T/NK Lymphocytosis in CML Ph+ Patients During Dasatinib Therapy.

Some authors reported that Natural Killer (NK) cells from CML patients are defective in NK cell activity and NK cell number decrease as the disease progresses to the advanced phase and probably the abnormal BCR/ABL gene causes abnormal NK cell differentiation.TK inhibitors reduce BCR/ABL transcription and could restore NK cell numbers and/or function.Moreover Dasatinib,by the blockade of SRC Kinases,could affect the development of NK cells as well as T-lymphocytes.Our aim was to verify the impact of Dasatinib treatment on T CD8+ and NK cells modulation.
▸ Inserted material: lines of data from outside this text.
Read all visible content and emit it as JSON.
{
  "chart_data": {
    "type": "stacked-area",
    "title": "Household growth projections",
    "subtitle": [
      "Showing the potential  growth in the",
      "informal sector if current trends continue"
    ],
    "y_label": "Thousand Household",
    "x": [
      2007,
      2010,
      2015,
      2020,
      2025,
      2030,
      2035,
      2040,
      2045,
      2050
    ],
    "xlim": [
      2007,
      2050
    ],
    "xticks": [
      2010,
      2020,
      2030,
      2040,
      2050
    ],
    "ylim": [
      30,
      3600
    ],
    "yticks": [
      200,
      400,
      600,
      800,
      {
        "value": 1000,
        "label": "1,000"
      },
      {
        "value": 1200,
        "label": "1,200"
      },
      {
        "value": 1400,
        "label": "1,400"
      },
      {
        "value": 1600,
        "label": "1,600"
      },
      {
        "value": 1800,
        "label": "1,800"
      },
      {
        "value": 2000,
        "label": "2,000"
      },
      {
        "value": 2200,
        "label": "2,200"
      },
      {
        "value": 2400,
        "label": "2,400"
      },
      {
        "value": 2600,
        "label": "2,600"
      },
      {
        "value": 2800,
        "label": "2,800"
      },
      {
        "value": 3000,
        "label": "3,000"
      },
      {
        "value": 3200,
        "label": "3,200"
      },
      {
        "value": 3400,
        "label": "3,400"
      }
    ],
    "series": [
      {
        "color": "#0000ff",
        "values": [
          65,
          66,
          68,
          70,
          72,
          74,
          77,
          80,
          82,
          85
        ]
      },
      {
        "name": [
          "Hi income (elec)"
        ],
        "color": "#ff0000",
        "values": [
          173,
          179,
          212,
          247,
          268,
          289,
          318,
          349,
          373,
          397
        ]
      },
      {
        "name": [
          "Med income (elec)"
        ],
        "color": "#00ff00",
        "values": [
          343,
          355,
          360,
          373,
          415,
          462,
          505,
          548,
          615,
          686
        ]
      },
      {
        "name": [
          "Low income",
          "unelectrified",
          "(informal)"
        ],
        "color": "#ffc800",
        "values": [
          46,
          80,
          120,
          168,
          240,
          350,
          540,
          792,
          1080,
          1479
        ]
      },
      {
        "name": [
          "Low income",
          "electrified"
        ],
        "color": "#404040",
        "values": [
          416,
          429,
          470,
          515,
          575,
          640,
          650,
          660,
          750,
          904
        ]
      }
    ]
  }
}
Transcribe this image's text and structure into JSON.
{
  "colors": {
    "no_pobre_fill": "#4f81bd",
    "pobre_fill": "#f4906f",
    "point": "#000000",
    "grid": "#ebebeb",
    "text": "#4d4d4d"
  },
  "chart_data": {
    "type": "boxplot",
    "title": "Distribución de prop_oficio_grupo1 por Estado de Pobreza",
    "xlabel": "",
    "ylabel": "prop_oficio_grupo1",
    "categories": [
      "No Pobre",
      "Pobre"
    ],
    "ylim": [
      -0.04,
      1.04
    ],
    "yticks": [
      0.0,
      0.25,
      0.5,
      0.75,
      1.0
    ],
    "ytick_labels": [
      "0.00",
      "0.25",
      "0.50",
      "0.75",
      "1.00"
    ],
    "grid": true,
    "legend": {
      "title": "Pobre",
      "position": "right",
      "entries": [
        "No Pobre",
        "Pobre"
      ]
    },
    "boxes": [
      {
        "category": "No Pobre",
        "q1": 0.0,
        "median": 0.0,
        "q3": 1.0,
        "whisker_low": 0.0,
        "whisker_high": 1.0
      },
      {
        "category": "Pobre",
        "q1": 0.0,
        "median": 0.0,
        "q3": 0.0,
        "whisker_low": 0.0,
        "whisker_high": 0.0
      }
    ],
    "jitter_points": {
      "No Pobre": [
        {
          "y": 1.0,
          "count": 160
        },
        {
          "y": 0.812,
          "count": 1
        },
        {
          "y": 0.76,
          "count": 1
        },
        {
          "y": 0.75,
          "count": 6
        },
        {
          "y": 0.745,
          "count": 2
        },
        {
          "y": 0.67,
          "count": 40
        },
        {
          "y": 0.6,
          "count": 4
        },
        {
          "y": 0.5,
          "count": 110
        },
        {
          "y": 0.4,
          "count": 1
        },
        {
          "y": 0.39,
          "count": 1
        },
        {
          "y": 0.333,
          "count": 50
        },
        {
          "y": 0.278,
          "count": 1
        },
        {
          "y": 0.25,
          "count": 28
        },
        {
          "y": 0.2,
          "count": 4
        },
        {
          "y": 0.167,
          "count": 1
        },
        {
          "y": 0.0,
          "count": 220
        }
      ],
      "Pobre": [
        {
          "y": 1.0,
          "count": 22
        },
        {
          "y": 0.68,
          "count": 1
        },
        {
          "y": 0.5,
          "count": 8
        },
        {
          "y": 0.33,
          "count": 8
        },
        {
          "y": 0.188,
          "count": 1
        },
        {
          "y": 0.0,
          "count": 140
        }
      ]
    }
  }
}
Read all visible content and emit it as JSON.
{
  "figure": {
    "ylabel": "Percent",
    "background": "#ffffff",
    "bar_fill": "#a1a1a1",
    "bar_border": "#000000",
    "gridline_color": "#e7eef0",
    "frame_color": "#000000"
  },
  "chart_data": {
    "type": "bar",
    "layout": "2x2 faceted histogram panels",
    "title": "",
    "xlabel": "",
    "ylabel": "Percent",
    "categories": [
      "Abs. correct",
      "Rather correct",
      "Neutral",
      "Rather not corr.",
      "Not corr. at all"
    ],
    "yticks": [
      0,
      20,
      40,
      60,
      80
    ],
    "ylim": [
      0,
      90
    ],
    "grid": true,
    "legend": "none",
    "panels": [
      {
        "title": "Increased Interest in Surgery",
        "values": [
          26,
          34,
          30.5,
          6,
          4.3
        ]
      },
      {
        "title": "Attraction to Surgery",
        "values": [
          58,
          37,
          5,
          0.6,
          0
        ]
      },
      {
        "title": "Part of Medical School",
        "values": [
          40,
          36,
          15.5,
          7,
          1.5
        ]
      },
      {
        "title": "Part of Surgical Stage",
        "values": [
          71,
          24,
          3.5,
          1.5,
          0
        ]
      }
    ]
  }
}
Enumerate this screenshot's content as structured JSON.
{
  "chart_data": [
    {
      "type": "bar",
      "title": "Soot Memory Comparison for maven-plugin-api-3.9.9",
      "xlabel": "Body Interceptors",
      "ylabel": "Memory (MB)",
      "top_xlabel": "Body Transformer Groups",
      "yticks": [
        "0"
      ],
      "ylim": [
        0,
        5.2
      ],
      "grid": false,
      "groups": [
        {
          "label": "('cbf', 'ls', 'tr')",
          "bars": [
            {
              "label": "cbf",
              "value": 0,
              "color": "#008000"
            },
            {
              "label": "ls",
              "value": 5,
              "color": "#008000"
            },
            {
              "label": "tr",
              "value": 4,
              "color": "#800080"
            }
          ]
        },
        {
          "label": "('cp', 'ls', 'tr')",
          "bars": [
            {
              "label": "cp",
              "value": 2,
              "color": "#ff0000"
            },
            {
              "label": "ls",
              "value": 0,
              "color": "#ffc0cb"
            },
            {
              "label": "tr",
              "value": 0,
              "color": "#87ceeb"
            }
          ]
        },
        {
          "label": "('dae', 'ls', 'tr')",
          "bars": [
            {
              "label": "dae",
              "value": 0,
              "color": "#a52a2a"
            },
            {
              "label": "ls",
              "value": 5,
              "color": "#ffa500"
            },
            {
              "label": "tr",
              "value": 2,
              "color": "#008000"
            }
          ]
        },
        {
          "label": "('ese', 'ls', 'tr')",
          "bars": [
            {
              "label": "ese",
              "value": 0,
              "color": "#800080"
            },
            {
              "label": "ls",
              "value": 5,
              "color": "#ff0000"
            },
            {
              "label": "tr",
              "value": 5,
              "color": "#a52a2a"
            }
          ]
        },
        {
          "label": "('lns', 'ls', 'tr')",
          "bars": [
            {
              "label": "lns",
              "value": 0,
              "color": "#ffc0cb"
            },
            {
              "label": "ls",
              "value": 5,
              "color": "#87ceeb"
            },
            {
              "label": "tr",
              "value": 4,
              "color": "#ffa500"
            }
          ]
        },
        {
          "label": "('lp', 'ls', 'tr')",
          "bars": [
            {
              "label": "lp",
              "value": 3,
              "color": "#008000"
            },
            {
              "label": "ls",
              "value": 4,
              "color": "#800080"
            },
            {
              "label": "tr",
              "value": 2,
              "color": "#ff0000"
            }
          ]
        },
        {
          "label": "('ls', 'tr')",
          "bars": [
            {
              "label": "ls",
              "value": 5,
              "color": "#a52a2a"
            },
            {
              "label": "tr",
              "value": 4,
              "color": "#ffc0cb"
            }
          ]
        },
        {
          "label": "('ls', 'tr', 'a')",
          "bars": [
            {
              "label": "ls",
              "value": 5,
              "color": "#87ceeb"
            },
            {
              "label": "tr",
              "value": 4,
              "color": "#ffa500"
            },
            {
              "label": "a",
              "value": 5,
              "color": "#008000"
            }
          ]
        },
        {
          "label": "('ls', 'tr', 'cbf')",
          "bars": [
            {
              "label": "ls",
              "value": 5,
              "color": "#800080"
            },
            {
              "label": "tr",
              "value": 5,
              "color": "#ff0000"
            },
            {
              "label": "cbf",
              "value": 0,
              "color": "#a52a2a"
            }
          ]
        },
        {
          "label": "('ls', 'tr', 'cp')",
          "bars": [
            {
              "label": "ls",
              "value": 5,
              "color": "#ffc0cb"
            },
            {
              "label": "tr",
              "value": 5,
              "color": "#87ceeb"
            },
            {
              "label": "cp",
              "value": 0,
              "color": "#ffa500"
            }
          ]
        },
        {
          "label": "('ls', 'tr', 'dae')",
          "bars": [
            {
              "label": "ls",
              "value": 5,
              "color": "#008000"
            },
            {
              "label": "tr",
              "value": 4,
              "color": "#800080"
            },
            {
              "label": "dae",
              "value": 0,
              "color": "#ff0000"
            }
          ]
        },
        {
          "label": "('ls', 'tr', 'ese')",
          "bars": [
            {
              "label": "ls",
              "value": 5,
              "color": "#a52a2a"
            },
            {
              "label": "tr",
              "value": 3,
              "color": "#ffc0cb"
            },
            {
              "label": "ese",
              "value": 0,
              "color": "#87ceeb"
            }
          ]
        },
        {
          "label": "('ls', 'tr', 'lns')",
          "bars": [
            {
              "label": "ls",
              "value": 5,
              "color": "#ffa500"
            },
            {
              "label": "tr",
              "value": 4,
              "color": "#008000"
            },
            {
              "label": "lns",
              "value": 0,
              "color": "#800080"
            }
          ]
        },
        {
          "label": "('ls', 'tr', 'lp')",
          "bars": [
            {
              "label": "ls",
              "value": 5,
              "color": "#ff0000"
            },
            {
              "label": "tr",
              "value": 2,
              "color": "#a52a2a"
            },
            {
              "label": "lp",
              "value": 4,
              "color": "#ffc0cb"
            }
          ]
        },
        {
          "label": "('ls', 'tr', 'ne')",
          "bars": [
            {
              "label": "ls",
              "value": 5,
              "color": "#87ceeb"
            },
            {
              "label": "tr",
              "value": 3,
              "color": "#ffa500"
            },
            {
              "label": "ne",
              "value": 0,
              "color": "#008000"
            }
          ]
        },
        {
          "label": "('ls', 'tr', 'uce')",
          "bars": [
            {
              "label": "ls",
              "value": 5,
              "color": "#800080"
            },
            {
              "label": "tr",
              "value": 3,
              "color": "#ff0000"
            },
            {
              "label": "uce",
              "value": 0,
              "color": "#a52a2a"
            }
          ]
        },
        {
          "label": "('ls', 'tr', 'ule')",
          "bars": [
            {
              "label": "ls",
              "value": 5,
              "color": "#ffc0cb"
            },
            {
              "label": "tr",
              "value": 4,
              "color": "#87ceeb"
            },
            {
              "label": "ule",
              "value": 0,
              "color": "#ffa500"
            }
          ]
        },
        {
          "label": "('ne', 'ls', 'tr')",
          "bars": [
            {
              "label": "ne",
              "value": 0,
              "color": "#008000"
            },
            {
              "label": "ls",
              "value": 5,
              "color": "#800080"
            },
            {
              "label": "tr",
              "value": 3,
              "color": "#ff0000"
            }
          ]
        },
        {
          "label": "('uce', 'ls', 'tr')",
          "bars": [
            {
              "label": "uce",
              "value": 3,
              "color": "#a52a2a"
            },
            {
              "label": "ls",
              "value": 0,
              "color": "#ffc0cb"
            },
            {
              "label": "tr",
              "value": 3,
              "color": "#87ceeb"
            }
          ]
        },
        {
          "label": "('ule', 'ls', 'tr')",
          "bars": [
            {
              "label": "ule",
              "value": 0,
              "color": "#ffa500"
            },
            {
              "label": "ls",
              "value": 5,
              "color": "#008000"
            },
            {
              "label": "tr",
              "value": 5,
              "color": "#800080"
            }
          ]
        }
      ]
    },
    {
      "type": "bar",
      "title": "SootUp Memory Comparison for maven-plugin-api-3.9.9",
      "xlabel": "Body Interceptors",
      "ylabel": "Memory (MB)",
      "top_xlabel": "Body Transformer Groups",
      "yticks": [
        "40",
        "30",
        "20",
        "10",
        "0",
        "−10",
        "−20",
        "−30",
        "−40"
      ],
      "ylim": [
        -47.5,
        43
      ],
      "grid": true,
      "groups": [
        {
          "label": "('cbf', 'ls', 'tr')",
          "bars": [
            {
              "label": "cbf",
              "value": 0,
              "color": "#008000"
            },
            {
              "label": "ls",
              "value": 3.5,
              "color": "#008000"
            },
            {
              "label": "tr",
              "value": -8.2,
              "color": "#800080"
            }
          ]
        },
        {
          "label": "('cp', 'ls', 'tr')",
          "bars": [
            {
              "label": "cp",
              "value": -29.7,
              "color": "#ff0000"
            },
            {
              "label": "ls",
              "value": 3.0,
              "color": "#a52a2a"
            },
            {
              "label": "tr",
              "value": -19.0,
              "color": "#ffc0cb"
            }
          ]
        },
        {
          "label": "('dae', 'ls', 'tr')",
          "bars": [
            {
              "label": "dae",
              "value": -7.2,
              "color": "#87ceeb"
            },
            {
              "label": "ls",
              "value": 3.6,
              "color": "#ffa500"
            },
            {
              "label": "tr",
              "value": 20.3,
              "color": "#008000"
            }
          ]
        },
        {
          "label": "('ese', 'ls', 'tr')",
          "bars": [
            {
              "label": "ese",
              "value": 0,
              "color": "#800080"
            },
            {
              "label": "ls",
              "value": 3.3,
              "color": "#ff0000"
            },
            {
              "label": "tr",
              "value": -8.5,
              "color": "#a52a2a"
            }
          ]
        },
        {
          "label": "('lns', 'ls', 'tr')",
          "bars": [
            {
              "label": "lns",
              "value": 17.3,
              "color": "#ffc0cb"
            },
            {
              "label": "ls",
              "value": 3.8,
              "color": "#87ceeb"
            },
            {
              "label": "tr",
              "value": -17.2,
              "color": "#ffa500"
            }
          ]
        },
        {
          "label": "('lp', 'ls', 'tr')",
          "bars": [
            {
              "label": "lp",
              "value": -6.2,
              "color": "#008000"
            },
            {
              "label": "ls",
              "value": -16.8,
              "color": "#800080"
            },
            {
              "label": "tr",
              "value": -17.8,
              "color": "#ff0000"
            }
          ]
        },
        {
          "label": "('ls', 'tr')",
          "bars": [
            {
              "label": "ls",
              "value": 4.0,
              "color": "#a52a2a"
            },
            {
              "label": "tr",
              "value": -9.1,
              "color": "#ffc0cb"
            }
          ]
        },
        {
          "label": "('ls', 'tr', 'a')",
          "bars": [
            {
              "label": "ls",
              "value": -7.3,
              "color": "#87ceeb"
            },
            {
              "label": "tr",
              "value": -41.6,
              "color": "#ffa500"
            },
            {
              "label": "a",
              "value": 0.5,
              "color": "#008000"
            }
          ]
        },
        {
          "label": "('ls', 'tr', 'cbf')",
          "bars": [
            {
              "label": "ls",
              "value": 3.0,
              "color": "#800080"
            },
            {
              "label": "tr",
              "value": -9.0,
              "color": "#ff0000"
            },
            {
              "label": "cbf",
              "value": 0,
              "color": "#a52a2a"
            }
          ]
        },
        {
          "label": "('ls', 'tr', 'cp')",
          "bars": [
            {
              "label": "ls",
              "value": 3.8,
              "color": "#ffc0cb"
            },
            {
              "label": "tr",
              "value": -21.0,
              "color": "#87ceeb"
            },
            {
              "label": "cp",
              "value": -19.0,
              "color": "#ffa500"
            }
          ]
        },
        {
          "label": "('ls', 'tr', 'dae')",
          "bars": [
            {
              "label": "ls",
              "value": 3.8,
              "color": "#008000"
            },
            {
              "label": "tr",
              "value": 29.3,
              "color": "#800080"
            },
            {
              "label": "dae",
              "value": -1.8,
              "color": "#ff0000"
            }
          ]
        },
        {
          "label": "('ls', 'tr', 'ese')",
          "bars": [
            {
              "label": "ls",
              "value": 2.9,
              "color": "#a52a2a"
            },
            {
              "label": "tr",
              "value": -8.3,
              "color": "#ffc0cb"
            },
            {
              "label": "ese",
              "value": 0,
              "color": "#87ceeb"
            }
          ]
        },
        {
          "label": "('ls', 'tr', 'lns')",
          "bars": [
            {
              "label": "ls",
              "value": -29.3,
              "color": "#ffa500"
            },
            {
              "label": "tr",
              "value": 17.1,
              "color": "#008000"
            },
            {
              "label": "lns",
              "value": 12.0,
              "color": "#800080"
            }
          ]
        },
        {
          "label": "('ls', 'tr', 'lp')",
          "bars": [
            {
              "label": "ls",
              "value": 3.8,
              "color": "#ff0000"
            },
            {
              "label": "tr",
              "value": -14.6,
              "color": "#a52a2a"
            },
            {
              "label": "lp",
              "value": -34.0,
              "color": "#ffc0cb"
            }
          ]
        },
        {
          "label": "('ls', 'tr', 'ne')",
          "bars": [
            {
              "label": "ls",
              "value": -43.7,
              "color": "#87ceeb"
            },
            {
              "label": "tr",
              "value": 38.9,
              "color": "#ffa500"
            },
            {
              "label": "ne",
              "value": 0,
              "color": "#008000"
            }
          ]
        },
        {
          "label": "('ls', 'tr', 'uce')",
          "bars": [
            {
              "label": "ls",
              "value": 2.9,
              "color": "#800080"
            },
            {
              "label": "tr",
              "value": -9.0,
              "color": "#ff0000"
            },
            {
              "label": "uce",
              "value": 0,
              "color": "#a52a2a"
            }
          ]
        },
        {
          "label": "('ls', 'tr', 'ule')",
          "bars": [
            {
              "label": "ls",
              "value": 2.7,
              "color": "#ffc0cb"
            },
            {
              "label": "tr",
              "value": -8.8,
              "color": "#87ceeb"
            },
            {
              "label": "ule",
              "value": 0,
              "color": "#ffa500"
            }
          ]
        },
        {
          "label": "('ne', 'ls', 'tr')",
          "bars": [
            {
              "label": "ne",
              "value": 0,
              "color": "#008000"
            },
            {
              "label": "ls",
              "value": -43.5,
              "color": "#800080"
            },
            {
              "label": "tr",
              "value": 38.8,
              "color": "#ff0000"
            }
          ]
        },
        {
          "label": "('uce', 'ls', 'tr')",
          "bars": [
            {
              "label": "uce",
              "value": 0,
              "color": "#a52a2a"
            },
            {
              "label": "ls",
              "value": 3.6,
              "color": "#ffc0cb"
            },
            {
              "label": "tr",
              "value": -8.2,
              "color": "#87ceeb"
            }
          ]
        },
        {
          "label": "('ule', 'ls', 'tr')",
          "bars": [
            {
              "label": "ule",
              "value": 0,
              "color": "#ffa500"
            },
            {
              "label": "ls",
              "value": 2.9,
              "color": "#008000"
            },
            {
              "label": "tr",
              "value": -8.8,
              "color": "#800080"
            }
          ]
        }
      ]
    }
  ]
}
We evaluated 24 patients with CML resistant/intollerant to Imatinib and treated with Dasatinib at a starting dose of 70 mg/BID or 100 mg/QD.Blood count were monitored; lymphocytosis has been definited by an increased number of peripheral blood lymphocyte counts ≥ 3.0×10(e)⁹/L and by the predominance of LGLs in peripheral blood smear. Immunophenotyping was done with flow-cytometry using antibodies against the following antigens: CD2, CD3, CD4, CD5, CD7, CD8, CD16, and CD56.

With a median of 19 mo. of Dasatinib therapy (range 3–43), 15/24 cases (62.5%) developed peripheral blood lymphocytosis. Median onset of lymphocytosis was 3 months after the initiation of Dasatinib therapy (range 1–12) and duration was 14 months (range 6–40).Lymphocytosis was CD3+/CD8+/Cytotoxic T Cell in 9 patients (60%) and CD3-/CD16+/CD56+/NK Cell in 6 patients (40%).In all 15 patients no symptoms or signs suggestive of LGL leukemia or viral infections were documented.There was no significant difference in terms of the frequency of severe adverse events, including pleural effusion between patients with and without lymphocytosis. 11(73%) of the 15 patients who developed lymphocytosis achieved MMolR and 4/11 presented Bcr/Abl mutation at the time of imatinib treatment (F317L, E255K, F359V, E255K),whereas only 3(33%) of the 9 patients without lymphocytosis achieved MMolR and 1/3 presented Bcr/Abl mutation (F359V). Moreover molecular response was earlier in the group of patients with lymphocytosis (8vs12 mo.).

The development of lymphocytosis in our patients seems to be associated to an improved response to dasatinib in terms of molecular response and time to response. The assessment of higher frequency lymphocytosis requires further analysis; a larger patients'cohort should be needed to explore the biological role of lymphocytosis and the impact on the long term outcome in patients treated with dasatinib.

No relevant conflicts of interest to declare.